By Ross Schriftman, RHU, LUTCF, ACBC, MSAA

Horsham, PA

Tel. 215-682-7075

Rfs270@aol.com

There has been much misinformation about what Congressman Paul Ryan’s plan does to try and save Medicare.  According to the Medicare Trustees Report the program is in deep financial trouble and is not sustainable for the long term.  Ryan has proposed that Americans under 55 today would receive premium support payments into private insurance plans approved by the government starting 10 years from now.  When the first 54 year old reaches Medicare age, those payments would actually be 50% higher than the current cost of Medicare for each beneficiary.  No current Medicare beneficiary and no one age 55 and older today would be affected.

I don’t know if his plan will work to save Medicare or not.  However, it is clear that if nothing is done the program will be in worse shape down the road.  I once heard a speaker use this simple formula for financial planning.  Problem multiplied by time equals a bigger problem.  Time is certainly against us.  It was in 1993 that President Bill Clinton held an “Entitlement Conference” designed to address the financial problems of Medicare, Medicaid and Social Security.  No action was taken after this conference. Now our Federal debt is over $14 trillion and the boomers are just starting to reach Medicare age this year.  The Tsunami is now coming ashore.

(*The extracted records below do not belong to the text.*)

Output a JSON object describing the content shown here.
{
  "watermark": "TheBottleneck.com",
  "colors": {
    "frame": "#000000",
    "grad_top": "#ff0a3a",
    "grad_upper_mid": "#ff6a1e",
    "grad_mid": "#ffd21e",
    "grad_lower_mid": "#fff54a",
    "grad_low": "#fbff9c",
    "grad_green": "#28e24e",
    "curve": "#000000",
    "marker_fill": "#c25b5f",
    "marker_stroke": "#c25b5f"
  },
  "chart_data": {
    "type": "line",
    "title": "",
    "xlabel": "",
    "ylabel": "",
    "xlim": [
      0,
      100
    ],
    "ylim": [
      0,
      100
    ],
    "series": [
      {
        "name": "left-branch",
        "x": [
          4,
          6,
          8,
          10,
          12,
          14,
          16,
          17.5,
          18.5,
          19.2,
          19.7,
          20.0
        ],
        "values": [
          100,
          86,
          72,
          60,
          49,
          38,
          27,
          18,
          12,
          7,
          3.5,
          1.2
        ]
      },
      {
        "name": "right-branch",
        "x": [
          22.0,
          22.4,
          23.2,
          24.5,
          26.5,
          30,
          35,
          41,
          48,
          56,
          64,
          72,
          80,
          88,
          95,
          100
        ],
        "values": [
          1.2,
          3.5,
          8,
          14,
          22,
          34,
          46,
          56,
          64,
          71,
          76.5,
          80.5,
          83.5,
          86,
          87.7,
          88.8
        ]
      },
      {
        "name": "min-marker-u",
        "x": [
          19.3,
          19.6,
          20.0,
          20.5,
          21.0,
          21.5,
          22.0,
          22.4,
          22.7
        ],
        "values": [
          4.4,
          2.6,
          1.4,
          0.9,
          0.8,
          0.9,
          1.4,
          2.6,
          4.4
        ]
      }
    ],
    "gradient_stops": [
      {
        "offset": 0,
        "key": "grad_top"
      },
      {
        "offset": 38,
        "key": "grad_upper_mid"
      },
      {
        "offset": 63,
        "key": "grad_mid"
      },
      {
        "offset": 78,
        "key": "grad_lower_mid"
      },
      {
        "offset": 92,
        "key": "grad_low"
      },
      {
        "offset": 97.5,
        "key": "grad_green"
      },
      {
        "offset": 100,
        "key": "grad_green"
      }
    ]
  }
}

So what is the alternative proposal to Ryan’s idea?  I have heard nothing and read nothing from my Democratic leaders about what their proposal to save Medicare is.  If we continue to follow the same path we have been following and we all go over a cliff.  The result is higher Medicare premiums and higher deductibles and co pays with the imminent collapse of the program anyway.  It is disingenuous to criticize Ryan’s plan by saying seniors will have more out of pocket in the future under his proposal.  That is exactly what is occurring with the program now.

Look back 10 years and compare the out of pocket in the program to today.  In 2001, the Medicare Part B premium was $50 per month.  Today it is $115.40 per month or a 235% increase in government premiums and much greater than that for higher income beneficiaries starting at $80,000 of modified adjusted gross income.  The Part B annual deductible was flat at $100 until a few years ago.  Now it is $162.  The hospital deductible under Part A of Medicare was $792 in 2001.  Today it is $1,132 for each hospital stay/benefit period.  The Skilled Nursing co pay for days 21 through 100 was $99 in 2001.  Today it is $141.50.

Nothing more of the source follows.